Le conseiller rapporteur le president
Le greffier de chambre
MOYEN ANNEXE au présent arrêt :
Moyen produit, au pourvoi principal, par Me Occhipinti, avocat aux Conseils, pour Mme [X]
Il est reproché à l'arrêt attaqué d'AVOIR débouté Mme [X] de ses demandes ;
ALORS QU'une perte de chance présente un caractère direct et certain chaque fois qu'est constatée la disparition d'une éventualité favorable ; qu'elle ne peut être exclue en matière de responsabilité médicale que s'il peut être tenu pour certain que les fautes du médecin n'ont pas eu de conséquences sur l'état de santé de la victime ; qu'en déboutant Mme [X] de sa demande d'indemnisation faute d'établir avec certitude que les manquements imputables au Dr. [W] avaient fait perdre une chance à [U] [K] d'éviter une anoxo-ischémie, la cour d'appel a violé l'article 1147 du code civil, dans sa rédaction antérieure à celle issue de l'ordonnance n° 2016-131 du 10 février 2016.

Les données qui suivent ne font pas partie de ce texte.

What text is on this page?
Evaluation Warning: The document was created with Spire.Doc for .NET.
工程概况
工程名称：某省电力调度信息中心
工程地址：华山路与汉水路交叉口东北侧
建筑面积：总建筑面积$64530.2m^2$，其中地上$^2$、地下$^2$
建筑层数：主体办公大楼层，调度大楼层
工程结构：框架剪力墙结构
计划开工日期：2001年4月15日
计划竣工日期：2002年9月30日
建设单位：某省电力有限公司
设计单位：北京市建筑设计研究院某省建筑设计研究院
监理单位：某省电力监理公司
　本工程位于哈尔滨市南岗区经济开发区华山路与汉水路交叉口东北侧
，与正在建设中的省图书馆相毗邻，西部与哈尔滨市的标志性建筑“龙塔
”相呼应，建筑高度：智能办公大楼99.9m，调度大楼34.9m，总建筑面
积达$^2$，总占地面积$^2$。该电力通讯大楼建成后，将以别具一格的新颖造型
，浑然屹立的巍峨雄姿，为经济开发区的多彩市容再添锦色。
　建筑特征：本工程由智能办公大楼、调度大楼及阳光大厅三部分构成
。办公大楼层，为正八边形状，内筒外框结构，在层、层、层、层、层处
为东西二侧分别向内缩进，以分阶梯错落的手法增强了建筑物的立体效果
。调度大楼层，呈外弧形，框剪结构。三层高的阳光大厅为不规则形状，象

Moyen produit, au pourvoi provoqué, par la SCP Foussard et Froger, avocat aux Conseils, pour la caisse d'assurance maladie (CPAM) de l'Oise
L'arrêt attaqué, critiqué par la Caisse, encourt la censure ;
EN CE QU' il a rejeté les demandes formées par la Caisse ;
ALORS QUE, premièrement, en cas de faute imputée au professionnel de santé dans la tenue du dossier médical, la charge de la preuve est inversée et il appartient au professionnel de santé de démontrer que sa faute n'est pas à l'origine du dommage corporel subi par la victime ; qu'ayant constaté qu'en méconnaissance des règles de bonne pratique, le Dr [W] n'avait pas consigné les données de surveillance hémodynamique qui auraient permis de savoir si Mme [X] a présenté une hypotension de nature à expliquer l'anoxo-ischémie dont a souffert son enfant, la cour d'appel se devait d'en déduire qu'il appartenait au Dr [W] de démontrer que sa faute, résultant de ce qu'il a omis de procéder à un acte de nature à prévenir l'hypotension, n'a pas été à l'origine du dommage et donc d'établir qu'il était exclu que Mme [X] ait présenté une hypotension ; qu'en déboutant toutefois la Caisse de ses demandes, au motif que l'hypothèse de l'hypotension n'était pas étayée, la cour d'appel, qui a fait peser la charge et le risque de la preuve sur la victime et la Caisse, a violé les articles 1315 ancien [1353 nouveau] du code civil et L. 1142-1 du code de la santé publique, ensemble l'article 1147 ancien [1231-1 nouveau] du code civil ;
ALORS QUE, deuxièmement, une perte de chance présente un caractère direct et certain chaque fois qu'est constatée la disparition d'une éventualité favorable ; qu'elle ne peut être exclue en matière de responsabilité médicale que s'il peut être tenu pour certain que les fautes du médecin n'ont pas eu de conséquences sur l'état de santé de la victime ; qu'en déboutant la Caisse de ses demandes, au motif qu'il n'était pas établi avec certitude que les manquements imputables au Dr [W] avaient perdre une chance à [U] [K] d'éviter une anoxo-ischémie, la cour d'appel a violé l'article L. 1142-1 du code de la santé publique, ensemble l'article 1147 ancien [1231-1 nouveau] du code civil.